Planning Techniques for Estimating Projects

When I worked in a deadline-driven culture, the engineers all said the same thing: Projects should be estimated.

That means breaking the work down into little chunks, adding them up, and understanding the duration. That’s called functional decomposition, and it tends to fail because of emergent work, change, and, of course, we don’t think of the other work we have to do. (For most teams, an eight-hour day is not eight hours of productive work.)

Besides that, the deadline is often set early; the government needs the report on such a day for the company to stay in business, or the customer annual renewal is on such a day and sales already sold the product. The method used in planning here is called commit and figure it out later. It is remarkably common.

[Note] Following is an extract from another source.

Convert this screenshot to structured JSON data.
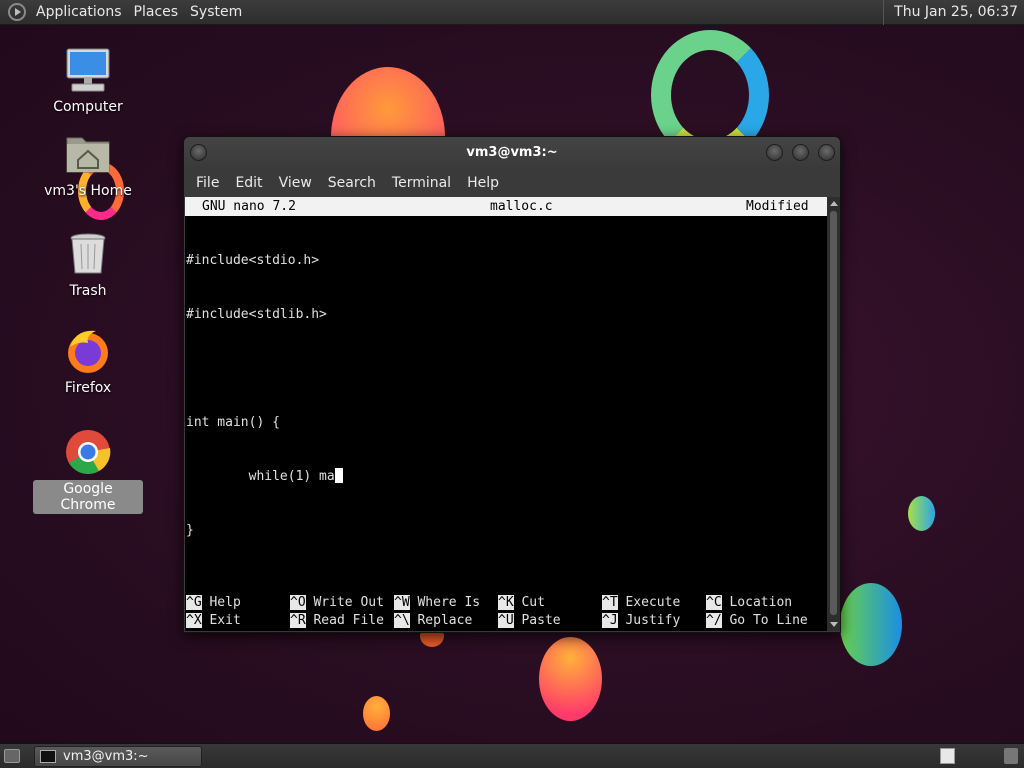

Commiting and figuring it out later can work just fine, especially if the company has a large portfolio of projects. If the whole team is committed, most deadlines are easy—the company shifts people and attention to whatever important projects are in danger. Those projects get done on time by starving the lesser projects.

Again, that strategy will work just fine on most projects that require expertise the team already has, like an ERP upgrade. When the company has to do something fundamentally different that requires new expertise, the strategy fails—but decomposition would have failed as well.

What people call the guru method is something more refined. An actual expert compares this project to several other projects and decides this project is somewhere between A and B. This can work exceptionally well if the work doesn’t change much (same people, process, and technology) and if the expert knows the true duration of the project, including the time at the fuzzy front end.

The last major method to estimate is prediction, which looks a lot like functional decomposition, in that we break the work down into small pieces. Instead of measuring our tasks in hours things should take, we count the number of pieces the team is actually getting done and then predict how long the project will take.

There are plenty of methods that don’t involve formal estimating at all. You might, for example, flex scope by funding six weeks of project work, put the features in a priority order, and stop at the end of six weeks. These things do happen, though they are an easier sell when the project is measured in minutes than months.

Today my preference is to flex scope. If I can’t do that, I predict where possible and compare when I can’t.

Sometimes, the deadlines are foisted on us. That is OK, especially in testing, when the key questions more likely have to do with when we should stop testing than how long things will take.

So, there you have some estimating techniques—and a couple of ways to play it by ear—that can expand your options when planning a work effort.